Emails released in a Freedom of Information Act lawsuit show that the Atlantic Council accepted the Burisma funding despite reservations, and that the Atlantic Council’s top Ukraine expert, John Herbst, gave State Department officials early warning. The Atlantic Council, Herbst said, had weighed the decision "for over a month" and that "some uneasiness remains."
State Department officials, including George Kent, the deputy chief of mission in Ukraine who testified in President Donald Trump’s impeachment trial, chalked up the move to "an image rehab campaign" on Burisma's part, led by Painter and her business partner, Karen Tramontano. "The Blue Star duo, Karen and Sally, are on the Atlantic Council roster and are the probable pushers of this," Kent wrote to then American ambassador Marie Yovanovitch.
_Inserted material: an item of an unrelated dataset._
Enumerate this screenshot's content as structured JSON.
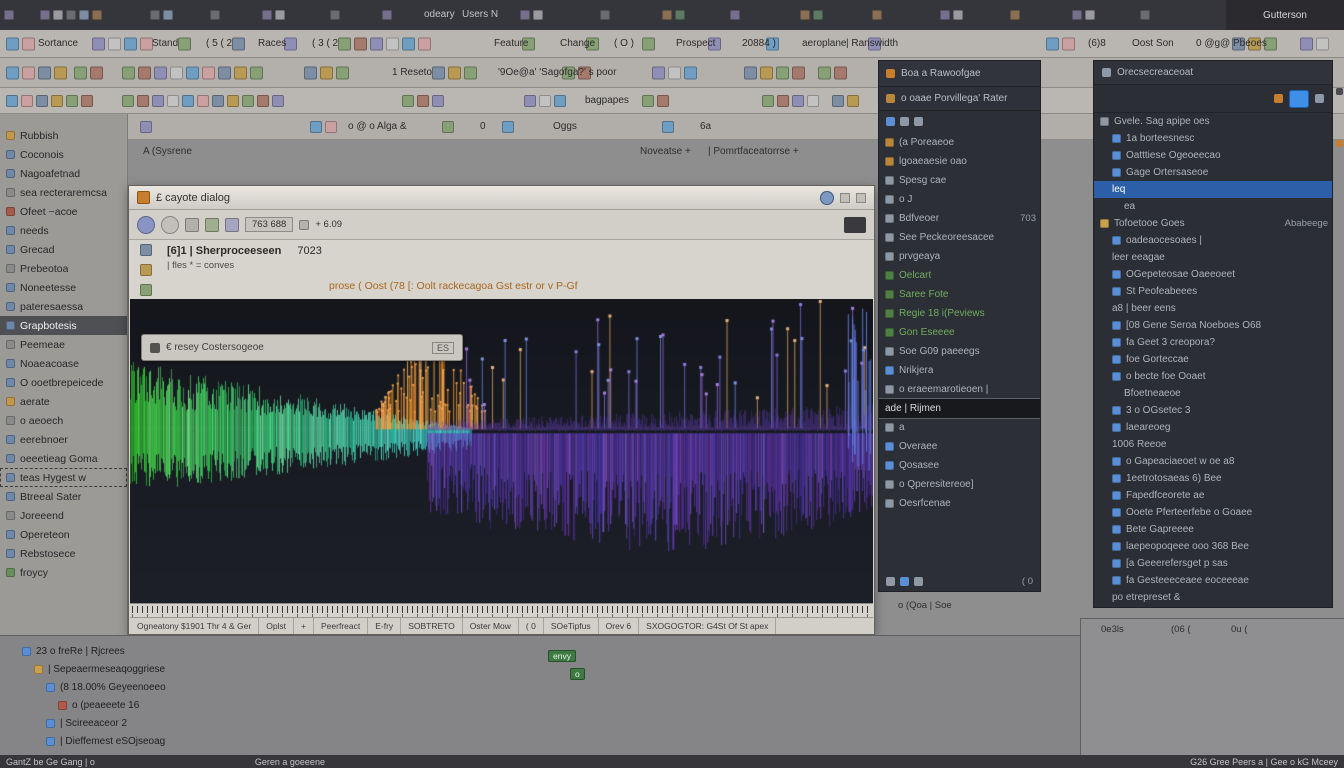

"So," he added, "Atlantic Council’s robust Ukraine program, funded by … Akhmetov, Pinchuk, and Zlochevsky/Burisma," a reference to the pro-Russian oligarchs Rinat Akhmetov and Victor Pinchuk, whose business and charitable foundation, respectively, have contributed hundreds of thousands of dollars to the Atlantic Council.
Kisling, the Atlantic Council spokesman, said the organization agreed to a partnership with Burisma only "once we understood a legal challenge against the company in London was dismissed by a judge." Painter’s colleague, Tramontano, requested meetings with U.S. government officials to try to clear the company of wrongdoing, arguing that "there is no evidence of corruption." But neither was there exoneration, as prosecutors in London were stymied by the refusal of the Ukrainian government to provide the necessary documents. Ukrainian officials said their own investigation found that Burisma had bribed anticorruption investigators, paying them $6 million to drop the case.
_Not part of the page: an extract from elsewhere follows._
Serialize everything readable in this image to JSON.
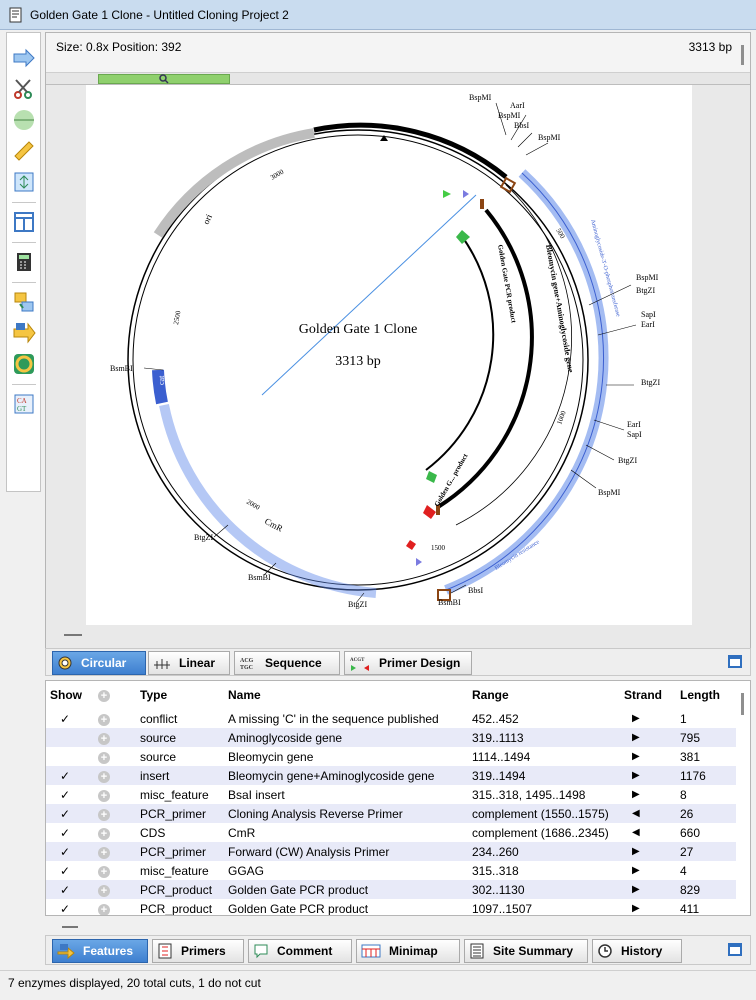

While the Atlantic Council has maintained that the foreign money flowing into its coffers has no sway over its scholarship and programming, others say that the money inevitably affects scholarship, even if only the choice of topics the organization’s scholars choose to focus on—and, more importantly, the ones they avoid.
The Atlantic Council’s publications on Turkey, for example, sidestep some of the most contentious issues in the U.S.-Turkey relationship, including Ankara's troubled ties with Europe and the country’s adventurism in the Middle East.
In April, the organization hosted an event featuring, among others, Erdogan’s spokesman, Ibrahim Kalin, whom Atlantic Council president Fred Kempe praised as "an intellectual force." A piece penned by the former Turkish ambassador to the United States, Namik Tan, attributes problems in the U.S.-Turkey relationship to the work of "politicized analysts." And a recent event highlighting Turkey’s "refugee resilience" was moderated by a news anchor for TRT, Turkey’s public broadcast station, which has registered as a foreign agent in the United States.
Kisling said the Atlantic Council does not require moderators and panelists to disclose conflicts of interest and characterized the anchor, Maria Ramos, as "an experienced reporter" and said that she was invited to moderate "to bring an outside perspective and pose journalistic questions to panelists."
Asked to point to Atlantic Council publications critical of Turkey, Kisling highlighted an op-ed appended with an "editor’s note" directing readers to a response from a Turkish official; an "issue brief" about Syria, not Turkey, whose lead author is no longer with the Atlantic Council; an op-ed laying out a roadmap for Turkey to repair its relationship with NATO after its importation of Russian missiles set off a conflagration; and a collection of expert views on Turkey’s incursions into Syria.